Autor: Pablo Kornblum
El domingo pasado, el partido del presidente Lula obtuvo resultados diversos en el ballotage que eligió a los alcaldes en las principales ciudades del país. En San Pablo, el actual alcalde, Gilberto Kassab, del conservador partido Demócrata (DEM), recibió 61% de los votos válidos, frente a 39% de la candidata del PT, Marta Suplicy. En cambio, en Belo Horizonte, Marcio Lacerda, del Partido Socialista pero aliado al PT, se imponía con el 59%. En Río de Janeiro en tanto, por un margen muy apretado, Eduardo Paes (PMDB), aliado allí al oficialismo petista, lideró la elección con 51% de los votos sobre Fernando Gabeira, un ex guerrillero ahora del Partido Verde, con 49%.
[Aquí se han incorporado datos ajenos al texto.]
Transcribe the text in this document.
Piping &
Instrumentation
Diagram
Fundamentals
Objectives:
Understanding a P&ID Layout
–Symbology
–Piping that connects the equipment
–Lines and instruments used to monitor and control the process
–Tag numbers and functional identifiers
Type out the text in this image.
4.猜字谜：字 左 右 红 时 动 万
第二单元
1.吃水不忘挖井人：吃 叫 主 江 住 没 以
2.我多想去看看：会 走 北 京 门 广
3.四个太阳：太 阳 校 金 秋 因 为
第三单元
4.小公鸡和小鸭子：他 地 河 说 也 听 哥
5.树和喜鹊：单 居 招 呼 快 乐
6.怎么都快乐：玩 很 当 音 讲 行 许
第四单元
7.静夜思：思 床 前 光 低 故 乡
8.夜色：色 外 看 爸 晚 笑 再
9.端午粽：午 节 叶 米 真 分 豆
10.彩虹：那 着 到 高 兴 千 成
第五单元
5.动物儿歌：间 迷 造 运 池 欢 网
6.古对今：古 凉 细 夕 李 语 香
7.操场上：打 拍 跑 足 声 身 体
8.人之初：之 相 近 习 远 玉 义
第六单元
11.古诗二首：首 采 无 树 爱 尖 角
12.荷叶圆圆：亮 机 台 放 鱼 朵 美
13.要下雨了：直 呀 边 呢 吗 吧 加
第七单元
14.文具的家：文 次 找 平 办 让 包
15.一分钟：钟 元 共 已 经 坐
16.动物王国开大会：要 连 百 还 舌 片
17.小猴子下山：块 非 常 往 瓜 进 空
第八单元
A pesar de que la lectura de estas elecciones puede bifurcarse en dos escenarios diferentes, uno con un PT más fortalecido y otro con una mayoría opositora de izquierdas con posibilidades de ser gobierno en las próximas elecciones, la pregunta que se realizan muchos analistas es si realmente podremos observar un cambio de paradigma en la estructura socio-económica del Brasil. La respuesta, si nos sumergimos en la historia reciente del Brasil, probablemente sea negativa.
Las políticas industrialistas que impulsaron los militares en las décadas de 1960 y 1970, sentaron las bases económicas del país. A pesar de contar con una estructura socio-económica desigual, los fundamentos macroeconómicos fueron lo suficientemente sólidos para que las elites brasileñas dejen sentado a nivel internacional la importancia de Brasil, ya sea tanto como potencia regional, como así también como productor y proveedor de materias primas a nivel internacional.
Con el retorno a la democracia, las bases de la política económica no cambiaron. Las malas administraciones y la corrupción gubernamental, solo alimentaron la necesidad de un cambio de rumbo, aunque el destino era incierto ante un mundo que vivía un proceso de crisis estructural.
Muchos creyeron que el cambio había llegado con la victoria electoral de Fernando Henrique Cardoso, que con un pasado brillante como teórico de la izquierda latinoamericana, traería consigo las banderas del cambio radical. Pero no fue así: su gobierno aceptó el juego internacional de las políticas neoliberales de moda, aunque siempre respetando y defendiendo las necesidades de los industriales y terratenientes del Brasil. Las clases trabajadoras, una vez más, quedaron postergadas.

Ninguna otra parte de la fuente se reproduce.